My goal is to count triangles in multiple subgraphs from a common full graph. The subgraph is defined by a constant set of nodes + a node from an RDD[Long]. I'm new to spark/graphx, so this may be an improper use of map. The code I'm sharing will reproduce my error.
To start, I have a subgraph of a full graph declared as shown below
import org.apache.spark.rdd._
import org.apache.spark.graphx._
val nodes: RDD[(VertexId, String)] = sc.parallelize(Array((3L, "3"), (7L, "7"), (5L, "5"), (2L, "2"),(4L,"4")))
val vertices: RDD[Edge[String]] = sc.parallelize(Array(Edge(3L, 7L, "a"), Edge(3L, 5L, "b"), Edge(2L, 5L, "c"), Edge(5L, 7L, "d"), Edge(2L, 7L, "e"),Edge(4L,5L,"f")))
val graph: Graph[String,String] = Graph(nodes, vertices, "z")
val baseNodes: Array[Long] = Array(2L,5L,7L)
val subgraph = graph.subgraph(vpred = (vid,attr)=> baseNodes contains vid)
Then I declare an RDD[Long] of other nodes from the graph.
val testNodes: RDD[Long] = sc.parallelize(Array(3L,4L))
I want to add each testNode to the subgraph and count the triangles present at testNode.
val triangles: RDD[(Long,Int)] = testNodes.map{ newNode =>
val newNodes: Array[Long] = baseNodes :+ newNode
val newSubgraph = graph.subgraph(vpred = (vid,attr)=> newNodes contains vid)

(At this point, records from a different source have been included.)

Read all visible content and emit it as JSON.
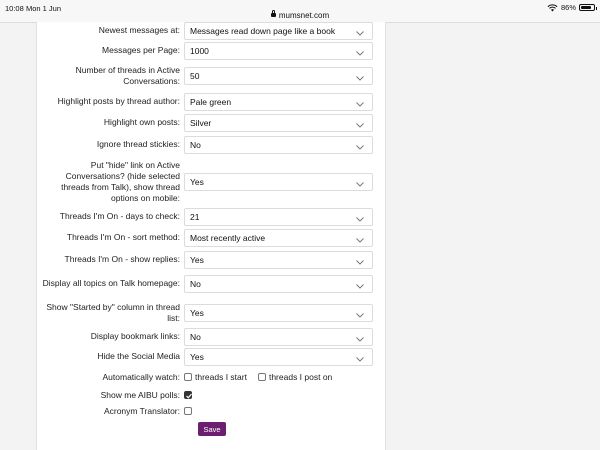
{
  "status_bar": {
    "time": "10:08",
    "date": "Mon 1 Jun",
    "url": "mumsnet.com",
    "battery": "86%",
    "battery_level": 0.86
  },
  "settings": [
    {
      "label": "Newest messages at:",
      "value": "Messages read down page like a book"
    },
    {
      "label": "Messages per Page:",
      "value": "1000"
    },
    {
      "label": "Number of threads in Active Conversations:",
      "value": "50"
    },
    {
      "label": "Highlight posts by thread author:",
      "value": "Pale green"
    },
    {
      "label": "Highlight own posts:",
      "value": "Silver"
    },
    {
      "label": "Ignore thread stickies:",
      "value": "No"
    },
    {
      "label": "Put \"hide\" link on Active Conversations? (hide selected threads from Talk), show thread options on mobile:",
      "value": "Yes"
    },
    {
      "label": "Threads I'm On - days to check:",
      "value": "21"
    },
    {
      "label": "Threads I'm On - sort method:",
      "value": "Most recently active"
    },
    {
      "label": "Threads I'm On - show replies:",
      "value": "Yes"
    },
    {
      "label": "Display all topics on Talk homepage:",
      "value": "No"
    },
    {
      "label": "Show \"Started by\" column in thread list:",
      "value": "Yes"
    },
    {
      "label": "Display bookmark links:",
      "value": "No"
    },
    {
      "label": "Hide the Social Media",
      "value": "Yes"
    }
  ],
  "auto_watch": {
    "label": "Automatically watch:",
    "option1": "threads I start",
    "option1_checked": false,
    "option2": "threads I post on",
    "option2_checked": false
  },
  "aibu": {
    "label": "Show me AIBU polls:",
    "checked": true
  },
  "acronym": {
    "label": "Acronym Translator:",
    "checked": false
  },
  "save_label": "Save"
}
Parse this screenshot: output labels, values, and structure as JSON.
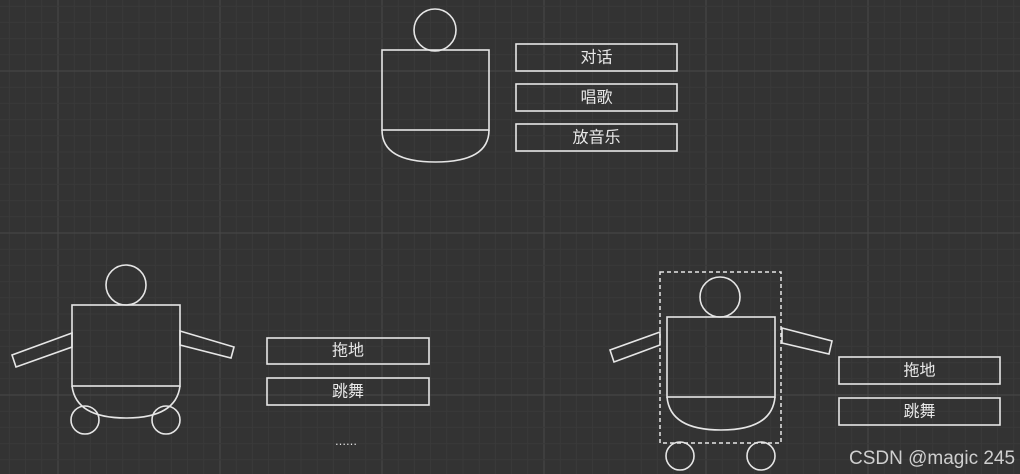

(newNode,findTriangles(7L,newSubgraph))
}
triangles.foreach(x=>x.toString)
My findTriangles works fine if I call it outside of the map function.
def findTriangles(id:Long,subgraph:Graph[String,String]): Int = {
val triCounts = subgraph.triangleCount().vertices
val count:Int = triCounts.filter{case(item,count)=> {item.toInt == id}}.map{case(item,count)=>count}.first
count
}
val triangles = findTriangles(7L,subgraph) //1
But when I run my map function to calculate triangles, I get a NullPointerException. I think the problem is in using my graph val inside the mapping function. Is that the issue? Is there a way to workaround this?
I think that the issue should be the baseNodes variable. Variables that are declared locally, such as baseNodes in your example, are only visible in the Spark driver, not in the executors that actually execute transformations and actions. To avoid the NullPointerException, you need to parallelize any variable that you'll need in the transformations (like map) that are executed on the executors. As an alternative, if the variable you have is read-only, you can broadcast that variable to executors using the broadcast construct in Spark. In your case, it seems that baseNodes doesn't get modified within the map operation, so it's a good candidate to be broadcast instead of parallelized.